Blotter o’ the Week: A Japanese woman called police to report that her dog had chewed up her passport.
A police officer caught a man peeing on a trash can, and he tried to run away while continuing to urinate. After what the officer described as “an extremely brief foot pursuit,” the man fell to the ground and was arrested on charges of public urination and public intoxication.
A man picked his car up after it had been serviced at a car dealership and realized later that someone had stolen a 15-round magazine clip of 40-caliber ammunition from a storage area in the door.
Naughty Nurse o’ the Week: When a police officer stopped to talk to a woman who was standing beside her vehicle in the middle of the roadway, she refused to get out of traffic and yelled, “I’m trying to get my friend home.” The officer handed the woman a pedestrian off sidewalk citation, and she replied, “I save your fucking life! I’m a nurse and I work in the OR! … If you ever come to my ER room, I hope you fucking die.” The officer arrested her on a public disorderly conduct charge.
Somebody allegedly embezzled more than $2,000 from a dollar store.
A man was moving out of his apartment when he realized that someone had stolen a WWII-era three-foot Japanese samurai sword from his closet. He suspects his ex-roommate might have taken it.
Around 10 p.m. on a Saturday night, three men and two women walked into a bar and tried to get a reservation. They were told there’d be a wait. When they came back around 11:30 and were told to get in line, one of the women swung her purse at a bouncer, two of the men attacked a bouncer, and members of the group tried (unsuccessfully) to turn over the hostess stand. They took off in a car, and when police arrived, the bouncer was bleeding from his head and knee.
A man tried to steal an entire bottle of rum from a restaurant by taking it from behind the bar and hiding it in the waistband of his shorts. An employee caught the man and stopped his swashbuckling adventure before it ever began.
A man walked into a hotel around 2 a.m. wearing nothing but a red shirt. When police questioned him, he said he didn’t know where he was or where he had come from, but that he had been drinking in the woods earlier that night.
Somebody stole 23 bottles of Chinese herbs that had been mailed to a woman’s house.
A police officer says that while driving, he was able to smell “a strong odor of marijuana” coming from the car in front of him. He pulled the car over, frisked the driver and passenger, and found a scale in the car’s center console with white and green specks on it that he said resembled cocaine and marijuana. A K-9 unit was brought in but was unable to find any other drugs in the car. The officer cited both the driver and the passenger with possession of drug paraphernalia.
Q&A o’ the Week: A police officer was on patrol around 2:15 a.m. when a man tottered toward him and asked “what the laws and regulations were for walking intoxicated on King Street,” according to an incident report. The officer told him it was against the law — and also noticed that the man smelled like alcohol, had bloodshot eyes, and was having a hard time completing sentences. When the man failed to sit still and be quiet while the officer hailed him a cab, the officer arrested him on a public intoxication charge.

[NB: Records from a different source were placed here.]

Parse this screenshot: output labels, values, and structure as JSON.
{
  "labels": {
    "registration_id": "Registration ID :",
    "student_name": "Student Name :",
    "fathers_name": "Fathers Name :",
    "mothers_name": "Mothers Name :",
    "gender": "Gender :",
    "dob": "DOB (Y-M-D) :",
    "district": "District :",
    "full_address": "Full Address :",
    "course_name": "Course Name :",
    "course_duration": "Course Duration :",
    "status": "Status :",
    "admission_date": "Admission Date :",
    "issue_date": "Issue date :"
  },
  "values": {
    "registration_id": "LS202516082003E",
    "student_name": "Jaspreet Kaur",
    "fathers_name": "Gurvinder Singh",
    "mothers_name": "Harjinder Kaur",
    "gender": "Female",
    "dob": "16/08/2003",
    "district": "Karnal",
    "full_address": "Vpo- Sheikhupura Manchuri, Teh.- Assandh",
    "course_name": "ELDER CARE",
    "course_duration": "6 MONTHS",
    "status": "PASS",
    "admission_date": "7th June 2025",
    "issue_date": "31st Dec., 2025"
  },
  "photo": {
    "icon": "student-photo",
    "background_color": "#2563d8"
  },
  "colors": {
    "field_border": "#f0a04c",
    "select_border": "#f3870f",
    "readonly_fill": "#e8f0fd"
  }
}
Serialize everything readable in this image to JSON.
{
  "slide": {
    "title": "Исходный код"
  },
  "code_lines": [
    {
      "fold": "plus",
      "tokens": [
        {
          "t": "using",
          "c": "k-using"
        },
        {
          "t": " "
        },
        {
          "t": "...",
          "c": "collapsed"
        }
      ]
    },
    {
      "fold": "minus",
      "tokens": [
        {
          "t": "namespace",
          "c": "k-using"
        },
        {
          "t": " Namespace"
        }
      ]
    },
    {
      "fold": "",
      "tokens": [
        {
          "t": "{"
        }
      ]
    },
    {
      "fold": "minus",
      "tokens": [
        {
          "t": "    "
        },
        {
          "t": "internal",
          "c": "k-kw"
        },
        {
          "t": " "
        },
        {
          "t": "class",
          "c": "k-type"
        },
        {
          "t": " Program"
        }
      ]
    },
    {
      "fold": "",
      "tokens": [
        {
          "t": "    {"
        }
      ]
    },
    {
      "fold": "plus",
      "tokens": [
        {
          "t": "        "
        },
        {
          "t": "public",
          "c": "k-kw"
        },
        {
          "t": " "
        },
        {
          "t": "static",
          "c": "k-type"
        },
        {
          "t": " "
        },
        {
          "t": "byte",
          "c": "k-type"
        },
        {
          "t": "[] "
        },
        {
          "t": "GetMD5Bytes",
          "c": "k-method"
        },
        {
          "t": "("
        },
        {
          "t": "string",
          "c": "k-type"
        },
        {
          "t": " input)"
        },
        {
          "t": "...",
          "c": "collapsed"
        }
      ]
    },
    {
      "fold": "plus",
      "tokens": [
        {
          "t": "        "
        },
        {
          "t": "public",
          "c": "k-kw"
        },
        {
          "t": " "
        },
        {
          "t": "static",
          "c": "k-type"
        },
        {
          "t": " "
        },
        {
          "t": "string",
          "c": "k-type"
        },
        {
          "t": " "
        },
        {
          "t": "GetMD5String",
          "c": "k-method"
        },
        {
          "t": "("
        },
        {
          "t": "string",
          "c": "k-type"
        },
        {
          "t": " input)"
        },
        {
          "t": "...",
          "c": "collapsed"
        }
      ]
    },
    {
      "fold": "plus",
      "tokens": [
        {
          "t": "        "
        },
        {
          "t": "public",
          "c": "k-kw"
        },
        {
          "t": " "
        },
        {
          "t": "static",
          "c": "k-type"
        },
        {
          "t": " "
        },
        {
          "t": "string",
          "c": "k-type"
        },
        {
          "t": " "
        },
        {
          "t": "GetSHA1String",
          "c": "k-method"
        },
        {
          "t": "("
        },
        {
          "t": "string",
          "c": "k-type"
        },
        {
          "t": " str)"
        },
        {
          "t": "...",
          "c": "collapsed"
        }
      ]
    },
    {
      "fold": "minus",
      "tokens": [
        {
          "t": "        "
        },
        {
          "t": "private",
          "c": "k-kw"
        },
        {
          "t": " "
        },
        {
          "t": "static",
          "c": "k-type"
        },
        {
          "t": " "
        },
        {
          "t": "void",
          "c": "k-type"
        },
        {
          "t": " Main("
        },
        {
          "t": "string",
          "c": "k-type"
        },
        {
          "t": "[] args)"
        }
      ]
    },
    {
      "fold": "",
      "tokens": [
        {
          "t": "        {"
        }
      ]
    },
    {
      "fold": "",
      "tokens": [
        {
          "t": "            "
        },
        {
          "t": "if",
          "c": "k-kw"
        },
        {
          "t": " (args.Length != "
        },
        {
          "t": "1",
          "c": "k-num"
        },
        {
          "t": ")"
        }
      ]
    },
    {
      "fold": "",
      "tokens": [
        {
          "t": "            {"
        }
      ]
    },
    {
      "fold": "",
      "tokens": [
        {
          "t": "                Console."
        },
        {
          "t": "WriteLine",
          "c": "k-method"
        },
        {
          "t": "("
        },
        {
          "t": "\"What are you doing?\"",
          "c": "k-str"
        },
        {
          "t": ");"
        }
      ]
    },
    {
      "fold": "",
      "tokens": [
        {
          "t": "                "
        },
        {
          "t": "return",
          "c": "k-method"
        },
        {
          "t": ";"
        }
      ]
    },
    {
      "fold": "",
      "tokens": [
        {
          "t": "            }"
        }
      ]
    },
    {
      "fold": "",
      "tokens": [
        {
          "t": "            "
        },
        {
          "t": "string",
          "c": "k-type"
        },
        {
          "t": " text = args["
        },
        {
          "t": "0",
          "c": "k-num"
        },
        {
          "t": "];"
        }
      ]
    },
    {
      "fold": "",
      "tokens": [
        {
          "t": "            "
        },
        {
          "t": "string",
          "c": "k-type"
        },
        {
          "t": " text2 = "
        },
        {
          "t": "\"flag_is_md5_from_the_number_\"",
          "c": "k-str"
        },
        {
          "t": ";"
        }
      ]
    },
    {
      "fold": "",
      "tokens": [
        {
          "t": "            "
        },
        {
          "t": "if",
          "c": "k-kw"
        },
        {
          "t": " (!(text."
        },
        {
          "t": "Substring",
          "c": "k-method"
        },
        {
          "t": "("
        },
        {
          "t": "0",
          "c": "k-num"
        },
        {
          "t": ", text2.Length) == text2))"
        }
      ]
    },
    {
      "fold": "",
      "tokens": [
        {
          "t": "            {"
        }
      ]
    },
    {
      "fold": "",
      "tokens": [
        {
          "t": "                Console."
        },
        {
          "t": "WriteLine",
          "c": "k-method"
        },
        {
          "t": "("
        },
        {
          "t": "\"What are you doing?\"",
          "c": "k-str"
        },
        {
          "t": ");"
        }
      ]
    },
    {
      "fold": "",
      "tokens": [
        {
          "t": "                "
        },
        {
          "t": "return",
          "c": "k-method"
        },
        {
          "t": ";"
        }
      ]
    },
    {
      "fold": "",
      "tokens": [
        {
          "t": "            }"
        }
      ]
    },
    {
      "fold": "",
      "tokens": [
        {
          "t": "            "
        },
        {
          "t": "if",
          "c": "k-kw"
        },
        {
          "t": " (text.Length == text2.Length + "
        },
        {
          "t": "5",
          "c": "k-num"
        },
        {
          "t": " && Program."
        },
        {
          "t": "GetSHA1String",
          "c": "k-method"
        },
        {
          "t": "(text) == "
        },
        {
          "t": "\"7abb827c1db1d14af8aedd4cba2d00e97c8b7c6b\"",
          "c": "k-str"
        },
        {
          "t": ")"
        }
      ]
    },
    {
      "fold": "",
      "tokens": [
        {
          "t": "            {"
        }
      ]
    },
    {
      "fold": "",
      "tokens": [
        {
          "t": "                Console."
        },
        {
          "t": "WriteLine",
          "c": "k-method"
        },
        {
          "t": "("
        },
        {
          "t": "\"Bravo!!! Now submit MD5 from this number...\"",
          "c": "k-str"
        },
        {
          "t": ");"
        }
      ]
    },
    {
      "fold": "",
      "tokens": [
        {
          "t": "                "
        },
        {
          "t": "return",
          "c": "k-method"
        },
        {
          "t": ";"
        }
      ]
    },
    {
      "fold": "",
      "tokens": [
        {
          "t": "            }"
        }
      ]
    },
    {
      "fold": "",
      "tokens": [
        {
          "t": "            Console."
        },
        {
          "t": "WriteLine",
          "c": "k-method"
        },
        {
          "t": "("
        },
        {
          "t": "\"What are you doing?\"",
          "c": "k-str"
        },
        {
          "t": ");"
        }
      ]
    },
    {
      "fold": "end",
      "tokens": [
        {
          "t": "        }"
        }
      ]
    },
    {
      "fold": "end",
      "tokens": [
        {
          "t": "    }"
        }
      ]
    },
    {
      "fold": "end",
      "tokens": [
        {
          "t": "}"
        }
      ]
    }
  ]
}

A man was driving home from his mother’s house when he heard three gunshots and saw a car drive off. He drove back home, got out of his car, and saw three bullet holes in the rear of the vehicle, including one that punctured the gas tank. He told police he had no idea who would have shot at his car.
An officer stopped a man who had just walked out of a bar holding an open bottle of beer and told him it was against the law to carry an open container in Charleston. The officer told the man to take the beer back inside, but instead the man walked to the rear of the line at the front door and drank the rest of the bottle before placing it on the ground. The officer gave him a citation for an open container violation.
A restaurant employee says she parked her car around 3 a.m. and went inside to start baking. She returned to her car at 8 a.m. and saw that someone had smashed her front passenger window with a brick. God speed all the bakers at dawn.
Somebody stole a brand-new $93,000 sedan from a luxury car dealership. A sales manager noticed the vehicle was missing while walking the lot in the morning, and when he went to look for the car’s key fob in the office, he saw that it had been switched out with another car’s key fob.
A man called police to say that he was walking on the Ravenel Bridge and he was scared. An officer arrived and found the man walking in the breakdown lane beside traffic and not in the pedestrian walkway. The man said it was his friend’s 21st birthday and that he had consumed “more than nine beers.” The officer arrested him on a public intoxication charge.